Méditation du jour
« Mon âme glorifie le Seigneur,

et mon esprit a tressailli d’allégresse

en Dieu mon Sauveur » ”

Qui peut dire,

qui peut concevoir

avec quel sentiment

la sainte Vierge prononça ces paroles ?

Il n’appartient à aucun homme mortel

d’exposer le ravissement de Marie en Dieu,

la pureté d’âme

avec laquelle elle Lui rend gloire de tout,

ne réservant absolument rien pour elle.

Dieu la glorifie

plus qu’Il n’a jamais glorifié aucune créature.
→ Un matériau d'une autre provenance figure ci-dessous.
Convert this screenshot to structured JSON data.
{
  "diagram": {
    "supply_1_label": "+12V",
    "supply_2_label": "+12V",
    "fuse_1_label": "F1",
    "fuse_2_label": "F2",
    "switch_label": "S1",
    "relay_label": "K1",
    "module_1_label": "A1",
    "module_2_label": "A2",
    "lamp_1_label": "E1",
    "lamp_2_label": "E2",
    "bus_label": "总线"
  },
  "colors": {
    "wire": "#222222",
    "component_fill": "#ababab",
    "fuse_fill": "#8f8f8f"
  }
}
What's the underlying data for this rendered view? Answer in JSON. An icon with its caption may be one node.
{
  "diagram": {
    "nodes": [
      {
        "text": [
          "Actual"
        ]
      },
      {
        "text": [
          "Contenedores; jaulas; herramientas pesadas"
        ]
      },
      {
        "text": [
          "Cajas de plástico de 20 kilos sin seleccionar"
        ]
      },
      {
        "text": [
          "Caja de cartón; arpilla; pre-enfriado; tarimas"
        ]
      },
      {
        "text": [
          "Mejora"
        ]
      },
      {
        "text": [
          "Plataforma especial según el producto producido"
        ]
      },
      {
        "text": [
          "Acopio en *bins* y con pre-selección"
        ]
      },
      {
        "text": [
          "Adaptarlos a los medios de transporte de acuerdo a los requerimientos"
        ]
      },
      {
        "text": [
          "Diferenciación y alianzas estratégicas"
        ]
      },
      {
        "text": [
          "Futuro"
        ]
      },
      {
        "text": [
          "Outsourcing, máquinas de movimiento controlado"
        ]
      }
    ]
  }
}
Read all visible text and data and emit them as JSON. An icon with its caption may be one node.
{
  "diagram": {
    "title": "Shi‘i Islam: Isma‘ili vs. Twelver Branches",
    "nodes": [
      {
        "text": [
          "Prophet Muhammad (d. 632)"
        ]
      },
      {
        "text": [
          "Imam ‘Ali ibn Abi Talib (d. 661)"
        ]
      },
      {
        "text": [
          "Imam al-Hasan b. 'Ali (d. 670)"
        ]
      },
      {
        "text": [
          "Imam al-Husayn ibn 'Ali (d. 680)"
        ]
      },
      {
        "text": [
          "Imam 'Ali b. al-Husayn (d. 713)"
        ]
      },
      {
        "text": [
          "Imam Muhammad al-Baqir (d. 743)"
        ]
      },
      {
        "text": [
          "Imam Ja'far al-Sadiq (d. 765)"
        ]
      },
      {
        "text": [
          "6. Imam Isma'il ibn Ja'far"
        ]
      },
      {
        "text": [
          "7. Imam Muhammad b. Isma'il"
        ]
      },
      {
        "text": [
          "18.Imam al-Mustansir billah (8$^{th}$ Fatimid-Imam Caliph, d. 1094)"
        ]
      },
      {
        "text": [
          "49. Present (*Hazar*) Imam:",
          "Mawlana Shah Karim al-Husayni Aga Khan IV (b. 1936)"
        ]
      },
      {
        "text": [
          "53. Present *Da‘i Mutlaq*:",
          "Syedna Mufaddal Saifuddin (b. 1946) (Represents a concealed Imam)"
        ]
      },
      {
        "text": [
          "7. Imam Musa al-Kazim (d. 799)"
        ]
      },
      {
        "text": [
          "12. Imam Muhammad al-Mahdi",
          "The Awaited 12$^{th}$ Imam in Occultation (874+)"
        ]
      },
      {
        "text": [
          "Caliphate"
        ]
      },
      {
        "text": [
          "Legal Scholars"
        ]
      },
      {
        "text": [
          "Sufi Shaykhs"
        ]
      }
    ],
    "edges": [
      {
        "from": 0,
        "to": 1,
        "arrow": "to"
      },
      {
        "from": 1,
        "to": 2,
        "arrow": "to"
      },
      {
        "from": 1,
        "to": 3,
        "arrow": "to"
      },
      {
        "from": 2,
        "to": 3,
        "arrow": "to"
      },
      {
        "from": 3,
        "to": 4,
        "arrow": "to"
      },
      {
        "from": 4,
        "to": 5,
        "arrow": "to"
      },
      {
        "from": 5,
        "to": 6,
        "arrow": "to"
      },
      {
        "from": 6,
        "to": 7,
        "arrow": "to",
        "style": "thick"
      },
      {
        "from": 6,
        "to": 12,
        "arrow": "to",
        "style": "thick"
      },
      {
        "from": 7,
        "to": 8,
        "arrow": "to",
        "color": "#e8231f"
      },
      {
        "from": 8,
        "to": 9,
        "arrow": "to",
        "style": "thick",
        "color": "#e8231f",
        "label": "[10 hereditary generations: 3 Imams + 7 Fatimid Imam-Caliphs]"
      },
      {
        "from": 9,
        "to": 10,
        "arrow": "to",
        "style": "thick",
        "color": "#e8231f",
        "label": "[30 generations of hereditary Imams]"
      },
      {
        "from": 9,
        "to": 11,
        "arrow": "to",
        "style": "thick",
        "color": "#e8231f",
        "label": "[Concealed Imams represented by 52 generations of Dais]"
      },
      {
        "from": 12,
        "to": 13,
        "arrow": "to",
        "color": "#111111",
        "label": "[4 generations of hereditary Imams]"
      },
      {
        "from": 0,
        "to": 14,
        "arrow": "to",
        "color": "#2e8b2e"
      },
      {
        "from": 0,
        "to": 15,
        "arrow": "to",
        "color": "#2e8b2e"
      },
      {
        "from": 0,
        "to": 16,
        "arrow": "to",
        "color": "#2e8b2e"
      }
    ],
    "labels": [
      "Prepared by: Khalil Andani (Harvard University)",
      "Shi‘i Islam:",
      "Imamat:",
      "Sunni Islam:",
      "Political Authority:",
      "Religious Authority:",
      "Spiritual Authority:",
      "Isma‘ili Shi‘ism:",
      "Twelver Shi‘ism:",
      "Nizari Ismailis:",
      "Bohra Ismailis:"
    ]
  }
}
Marie reçoit cette gloire,

pour la renvoyer tout entière

à son Auteur ;

et nulle créature ne L’a glorifié

aussi excellemment qu’elle.

Quel triomphe, si je l’ose dire, pour Dieu,

de voir une âme comblée de Ses bienfaits,

inondée de Ses faveurs,

qui n’en fait usage que pour Le louer ;

qui, s’oubliant totalement elle-même,

ne pense qu’à Lui !

La joie dont elle est transportée

n’a point pour objet sa propre élévation,

toute sublime qu’elle est.

Son unique objet

est le Dieu auteur de son salut,

le Dieu qu’elle porte en son sein,

et qui ne S’y est enfermé

que pour la sauver,

elle

et tout le genre humain.


(R.P. Grou, s.j.)


Dimanche 12 juillet 2026
7e dimanche après la Pentecôte
2e classe
Temps après la Pentecôte



Oraison - collecte
Ô Dieu, dont la providence n’est jamais trompée dans ce qu’elle dispose, nous Vous supplions de détourner de nous tout ce qui nous serait nuisible, et de nous accorder tout ce qui doit nous être avantageux. Par Jésus-Christ Votre Fils, Notre Seigneur, qui vit et règne avec Vous dans l’unité du Saint-Esprit, Dieu dans tous les siècles des siècles.
Ainsi soit-il

Vie du Saint du jour
Saint Jean Gualbert naquit à Florence, vers l’an 999. Un Vendredi-Saint, escorté de ses gens en armes, il rencontra, seul et sans défense, le meurtrier de son frère. Il allait le percer de sa lance, quand celui-ci se jeta à ses pieds et implora son pardon pour l’amour de Jésus crucifié. Saint Jean se souvint de la parole d’amour de l’Évangile et l’embrassa comme un frère.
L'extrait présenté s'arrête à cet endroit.